I'm still trying to figure out where I fit in in the world and sometimes it just doesn't seem like there's anyplace for me. I am an admitted control freak and there are so many things at work, little frustrations that take up time and so much energy. The veteran nurses agree that it's a pain in the ass but say you just have to ignore it or get past it. But I'm like why can't we fix this so it works properly? I just see the waste when you let things go, even little seemingly insignificant things. Like what you ask? Well there's a small frig that locks, it stores medications that need to be refrigerated and when I shut the door it doesn't catch, meaning lock, so I hear this insistent beepbeepbeep and try to shut it again. And again and again and still beepbeepbeep. The heat rises to my face and I start getting flop sweat (with the actor that made me love Broadcast News demonstrating it so well below). I ask other nurses what to do. Oh you have to really slam it, is their reply. So I do that, to the point that the frig moves and still beepbeepbeep. Do you know how fucking annoying that is when you have to give a patient vancomycin 3 times in a shift?! And because I am new and I am ssslow and the beepbeepbeep of the frig is just the tip of the iceberg in terms of the obstacles I run into daily. Don't even get me started on how unintuitive and time consuming the computer charting is. Oh my. Hopefully I'll speed up in a year or two but this profession it's like, you're hired and then you're tossed into the deep end. I'm on orientation but it's so busy sometimes (all the time?) that my orientee doesn't really have time to sit and answer all my questions. It's like triage with the questions I can get answers to in a shift. And then I go home thinking, but I still don't know what to do about that or this and did I forget to chart that. It's maddening. I'm doing alright but there are such huge gaps in my knowledge and I am not okay with that. It terrifies me. Now, to be fair, I tend to see every goddamn thing I do wrong and very little that I do right and when I fuck up, even in a very minor, pretty insignificant way, it haunts me.
Another thing that haunts me.
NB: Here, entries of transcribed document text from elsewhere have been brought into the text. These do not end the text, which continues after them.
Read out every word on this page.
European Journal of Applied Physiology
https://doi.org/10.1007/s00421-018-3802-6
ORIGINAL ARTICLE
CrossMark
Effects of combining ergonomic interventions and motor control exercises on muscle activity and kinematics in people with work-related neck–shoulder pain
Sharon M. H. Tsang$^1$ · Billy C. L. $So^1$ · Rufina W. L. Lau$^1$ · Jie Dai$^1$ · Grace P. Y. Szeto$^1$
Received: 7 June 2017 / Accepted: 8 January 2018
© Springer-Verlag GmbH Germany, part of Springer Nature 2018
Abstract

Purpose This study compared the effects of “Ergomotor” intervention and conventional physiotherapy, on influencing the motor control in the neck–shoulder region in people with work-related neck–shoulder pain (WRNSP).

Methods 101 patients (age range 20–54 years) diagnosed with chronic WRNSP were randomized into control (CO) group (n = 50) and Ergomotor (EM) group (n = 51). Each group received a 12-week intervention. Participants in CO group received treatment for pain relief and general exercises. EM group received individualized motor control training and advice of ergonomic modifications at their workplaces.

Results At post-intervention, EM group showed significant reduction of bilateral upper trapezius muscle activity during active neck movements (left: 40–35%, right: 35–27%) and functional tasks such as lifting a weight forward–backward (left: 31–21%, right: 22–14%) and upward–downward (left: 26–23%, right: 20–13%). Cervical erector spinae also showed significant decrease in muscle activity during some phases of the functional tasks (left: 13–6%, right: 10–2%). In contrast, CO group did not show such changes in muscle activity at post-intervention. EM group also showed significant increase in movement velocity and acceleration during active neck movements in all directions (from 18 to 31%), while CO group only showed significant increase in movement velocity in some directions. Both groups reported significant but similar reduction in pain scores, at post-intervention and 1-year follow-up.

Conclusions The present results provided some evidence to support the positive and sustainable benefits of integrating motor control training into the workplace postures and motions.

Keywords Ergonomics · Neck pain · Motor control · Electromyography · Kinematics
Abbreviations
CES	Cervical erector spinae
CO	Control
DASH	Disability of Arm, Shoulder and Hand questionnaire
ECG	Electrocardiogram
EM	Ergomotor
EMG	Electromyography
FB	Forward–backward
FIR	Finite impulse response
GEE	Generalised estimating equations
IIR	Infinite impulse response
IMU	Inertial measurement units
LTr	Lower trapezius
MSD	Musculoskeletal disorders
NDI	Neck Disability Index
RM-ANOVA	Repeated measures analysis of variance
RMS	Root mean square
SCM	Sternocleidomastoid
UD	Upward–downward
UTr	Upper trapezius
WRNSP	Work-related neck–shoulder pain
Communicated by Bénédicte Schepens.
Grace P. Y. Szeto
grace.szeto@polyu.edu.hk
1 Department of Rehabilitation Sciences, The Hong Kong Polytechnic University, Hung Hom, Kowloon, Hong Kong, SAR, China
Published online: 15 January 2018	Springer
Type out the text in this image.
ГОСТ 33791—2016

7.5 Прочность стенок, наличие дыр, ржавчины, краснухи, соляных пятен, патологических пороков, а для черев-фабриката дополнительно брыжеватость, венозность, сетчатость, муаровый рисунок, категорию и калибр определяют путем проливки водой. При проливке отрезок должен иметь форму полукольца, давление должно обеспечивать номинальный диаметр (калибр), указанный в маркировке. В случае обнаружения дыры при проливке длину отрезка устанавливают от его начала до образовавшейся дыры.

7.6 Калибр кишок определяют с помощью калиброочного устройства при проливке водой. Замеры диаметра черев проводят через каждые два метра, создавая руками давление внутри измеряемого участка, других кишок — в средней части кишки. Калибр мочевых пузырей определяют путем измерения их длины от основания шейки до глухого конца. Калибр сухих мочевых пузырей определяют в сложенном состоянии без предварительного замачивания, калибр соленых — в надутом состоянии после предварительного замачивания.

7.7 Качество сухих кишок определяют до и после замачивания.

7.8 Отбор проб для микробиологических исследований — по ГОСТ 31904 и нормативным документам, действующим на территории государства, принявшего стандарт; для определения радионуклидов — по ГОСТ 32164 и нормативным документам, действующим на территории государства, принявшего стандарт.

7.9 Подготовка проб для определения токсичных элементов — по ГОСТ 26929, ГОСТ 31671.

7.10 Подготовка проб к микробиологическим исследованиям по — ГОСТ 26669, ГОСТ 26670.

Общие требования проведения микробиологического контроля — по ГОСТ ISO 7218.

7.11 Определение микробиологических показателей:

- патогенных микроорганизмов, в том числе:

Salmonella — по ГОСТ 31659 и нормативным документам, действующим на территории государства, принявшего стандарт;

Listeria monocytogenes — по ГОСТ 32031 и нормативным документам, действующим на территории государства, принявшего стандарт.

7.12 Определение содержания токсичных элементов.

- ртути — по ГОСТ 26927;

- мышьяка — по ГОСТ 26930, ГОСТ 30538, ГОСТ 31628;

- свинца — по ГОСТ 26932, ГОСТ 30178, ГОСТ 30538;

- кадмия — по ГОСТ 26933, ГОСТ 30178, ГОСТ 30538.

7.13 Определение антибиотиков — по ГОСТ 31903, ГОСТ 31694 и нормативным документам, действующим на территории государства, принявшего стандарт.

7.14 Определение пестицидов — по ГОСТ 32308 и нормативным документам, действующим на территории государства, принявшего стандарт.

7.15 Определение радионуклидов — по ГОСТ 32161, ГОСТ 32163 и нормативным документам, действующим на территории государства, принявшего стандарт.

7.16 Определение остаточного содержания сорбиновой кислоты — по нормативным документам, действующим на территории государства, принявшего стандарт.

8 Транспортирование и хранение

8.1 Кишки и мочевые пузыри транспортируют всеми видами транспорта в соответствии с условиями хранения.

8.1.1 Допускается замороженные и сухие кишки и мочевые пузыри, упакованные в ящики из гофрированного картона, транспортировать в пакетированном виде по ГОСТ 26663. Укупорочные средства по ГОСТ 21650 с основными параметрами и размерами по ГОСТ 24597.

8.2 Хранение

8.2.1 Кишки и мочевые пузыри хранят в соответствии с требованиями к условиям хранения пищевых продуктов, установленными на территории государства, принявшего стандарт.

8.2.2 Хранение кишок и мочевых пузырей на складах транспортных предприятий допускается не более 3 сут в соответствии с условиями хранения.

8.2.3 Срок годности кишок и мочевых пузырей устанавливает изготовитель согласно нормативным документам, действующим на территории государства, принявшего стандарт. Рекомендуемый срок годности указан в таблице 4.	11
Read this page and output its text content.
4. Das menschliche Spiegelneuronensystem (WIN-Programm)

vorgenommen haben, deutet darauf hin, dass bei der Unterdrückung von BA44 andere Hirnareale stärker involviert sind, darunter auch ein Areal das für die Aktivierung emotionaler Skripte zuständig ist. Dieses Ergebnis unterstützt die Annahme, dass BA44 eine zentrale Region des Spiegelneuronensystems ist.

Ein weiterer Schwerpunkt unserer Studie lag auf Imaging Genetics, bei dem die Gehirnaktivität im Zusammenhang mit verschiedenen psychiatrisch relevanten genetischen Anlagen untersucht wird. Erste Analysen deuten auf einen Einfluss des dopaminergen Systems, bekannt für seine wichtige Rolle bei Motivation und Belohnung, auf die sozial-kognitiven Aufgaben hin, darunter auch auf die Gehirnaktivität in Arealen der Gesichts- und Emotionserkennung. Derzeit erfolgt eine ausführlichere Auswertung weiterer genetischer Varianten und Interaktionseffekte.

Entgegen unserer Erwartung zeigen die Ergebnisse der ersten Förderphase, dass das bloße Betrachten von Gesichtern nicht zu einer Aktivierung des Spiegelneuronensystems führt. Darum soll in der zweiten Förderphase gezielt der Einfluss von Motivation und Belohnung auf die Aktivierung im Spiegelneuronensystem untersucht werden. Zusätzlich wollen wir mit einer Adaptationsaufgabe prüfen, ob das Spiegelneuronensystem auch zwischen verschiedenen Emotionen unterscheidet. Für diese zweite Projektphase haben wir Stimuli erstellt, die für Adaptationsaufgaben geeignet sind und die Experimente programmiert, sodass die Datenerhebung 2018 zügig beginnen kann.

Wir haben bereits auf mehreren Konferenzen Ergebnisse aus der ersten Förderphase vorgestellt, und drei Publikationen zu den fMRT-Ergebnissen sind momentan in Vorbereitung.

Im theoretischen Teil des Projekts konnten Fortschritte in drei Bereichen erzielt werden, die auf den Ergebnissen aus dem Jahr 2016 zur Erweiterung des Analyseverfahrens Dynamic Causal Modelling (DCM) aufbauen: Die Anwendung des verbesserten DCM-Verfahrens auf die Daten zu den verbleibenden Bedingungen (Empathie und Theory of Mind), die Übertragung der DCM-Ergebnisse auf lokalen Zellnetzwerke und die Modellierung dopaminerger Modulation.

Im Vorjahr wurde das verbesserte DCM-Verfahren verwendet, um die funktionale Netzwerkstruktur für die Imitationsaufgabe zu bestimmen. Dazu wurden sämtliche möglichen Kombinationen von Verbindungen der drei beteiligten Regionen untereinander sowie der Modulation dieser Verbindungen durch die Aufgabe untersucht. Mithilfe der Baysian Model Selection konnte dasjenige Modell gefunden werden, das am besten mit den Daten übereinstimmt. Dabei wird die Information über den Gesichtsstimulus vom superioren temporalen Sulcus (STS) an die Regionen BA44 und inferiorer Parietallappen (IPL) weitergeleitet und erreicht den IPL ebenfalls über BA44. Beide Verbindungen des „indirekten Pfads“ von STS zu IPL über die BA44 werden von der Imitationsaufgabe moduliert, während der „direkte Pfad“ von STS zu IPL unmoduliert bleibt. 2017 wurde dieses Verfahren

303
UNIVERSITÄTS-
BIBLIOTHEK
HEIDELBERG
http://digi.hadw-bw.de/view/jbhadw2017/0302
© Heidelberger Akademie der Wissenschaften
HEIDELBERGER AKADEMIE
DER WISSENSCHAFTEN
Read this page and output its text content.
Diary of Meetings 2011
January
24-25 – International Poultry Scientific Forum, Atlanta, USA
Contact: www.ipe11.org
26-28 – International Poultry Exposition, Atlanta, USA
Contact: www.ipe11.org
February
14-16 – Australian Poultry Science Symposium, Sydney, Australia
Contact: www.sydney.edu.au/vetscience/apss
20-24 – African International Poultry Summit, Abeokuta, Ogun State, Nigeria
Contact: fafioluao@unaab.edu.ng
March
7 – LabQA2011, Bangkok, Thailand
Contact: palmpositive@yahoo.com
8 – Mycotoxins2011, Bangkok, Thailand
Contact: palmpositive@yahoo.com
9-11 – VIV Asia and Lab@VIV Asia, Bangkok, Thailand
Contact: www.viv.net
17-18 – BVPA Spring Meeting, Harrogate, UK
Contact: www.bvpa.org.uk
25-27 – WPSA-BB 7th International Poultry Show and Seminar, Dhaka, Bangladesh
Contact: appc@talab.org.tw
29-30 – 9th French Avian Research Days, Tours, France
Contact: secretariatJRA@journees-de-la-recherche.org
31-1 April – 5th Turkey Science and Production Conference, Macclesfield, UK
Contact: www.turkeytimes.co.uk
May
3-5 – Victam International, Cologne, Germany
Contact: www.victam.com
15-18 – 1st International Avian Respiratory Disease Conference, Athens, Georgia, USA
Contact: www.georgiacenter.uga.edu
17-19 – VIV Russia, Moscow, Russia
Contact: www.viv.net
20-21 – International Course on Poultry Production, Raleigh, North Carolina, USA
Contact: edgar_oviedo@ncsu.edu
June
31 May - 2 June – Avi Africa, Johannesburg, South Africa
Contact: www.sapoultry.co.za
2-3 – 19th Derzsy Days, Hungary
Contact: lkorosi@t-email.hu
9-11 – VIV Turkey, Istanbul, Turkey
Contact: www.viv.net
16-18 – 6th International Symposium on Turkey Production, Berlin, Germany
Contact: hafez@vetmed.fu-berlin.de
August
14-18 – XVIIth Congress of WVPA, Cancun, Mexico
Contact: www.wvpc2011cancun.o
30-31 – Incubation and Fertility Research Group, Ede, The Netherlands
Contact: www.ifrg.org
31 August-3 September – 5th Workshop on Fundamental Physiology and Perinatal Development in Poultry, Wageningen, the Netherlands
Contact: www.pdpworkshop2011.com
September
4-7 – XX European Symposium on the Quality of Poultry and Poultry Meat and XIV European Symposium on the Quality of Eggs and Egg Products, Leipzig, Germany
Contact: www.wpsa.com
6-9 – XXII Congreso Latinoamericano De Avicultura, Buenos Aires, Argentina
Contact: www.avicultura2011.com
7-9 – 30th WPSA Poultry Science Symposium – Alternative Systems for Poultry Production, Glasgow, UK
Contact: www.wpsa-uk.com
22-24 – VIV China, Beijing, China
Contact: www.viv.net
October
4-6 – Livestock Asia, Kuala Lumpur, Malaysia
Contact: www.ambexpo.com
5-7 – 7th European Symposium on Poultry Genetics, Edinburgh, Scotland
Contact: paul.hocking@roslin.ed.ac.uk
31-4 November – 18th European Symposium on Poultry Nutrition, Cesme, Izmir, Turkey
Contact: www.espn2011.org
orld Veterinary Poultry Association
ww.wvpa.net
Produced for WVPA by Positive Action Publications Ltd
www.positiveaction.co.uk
I get links from some nursing website through my email and one recently was an article about lucrative second jobs for nurses, because being a nurse doesn't always pay enough. Something I was unaware of in school but see on now that I'm working, I have met many a nurse working two jobs, which usually accounts for five or six 12 hour shifts, in order to make ends meet. And these nurses are older than me and I am flipping exhausted after my three 12 hour (really 13 hour) shifts. Good to know now that my student loans will be kicking in come May. And I still need to get a BSN and then hopefully an MSN, so I won't need a 'lucrative second job'. It's exhausting. The last time I went on vacation was in August of 1998. I went to Italy for a poetry workshop and had to come home early because I was sick- spiking fevers at night, I had no appetite (in Italy of all places!) and lost weight, had a rash and migrating arthritis. It wound up being lyme disease. Closing in on fourteen years without a proper vacation. Sure I've gone out of state for weddings or across the state to Kennett Square for the weekend of my 40th birthday but I'd like a week of mindless idleness under a warm sun where my raynaud's disease is kept in check and I can wear some sandals, take pictures of a different landscape, play with my kids and buy some souvenirs.
All that's missing is my pale body, plenty of sunscreen and a good book.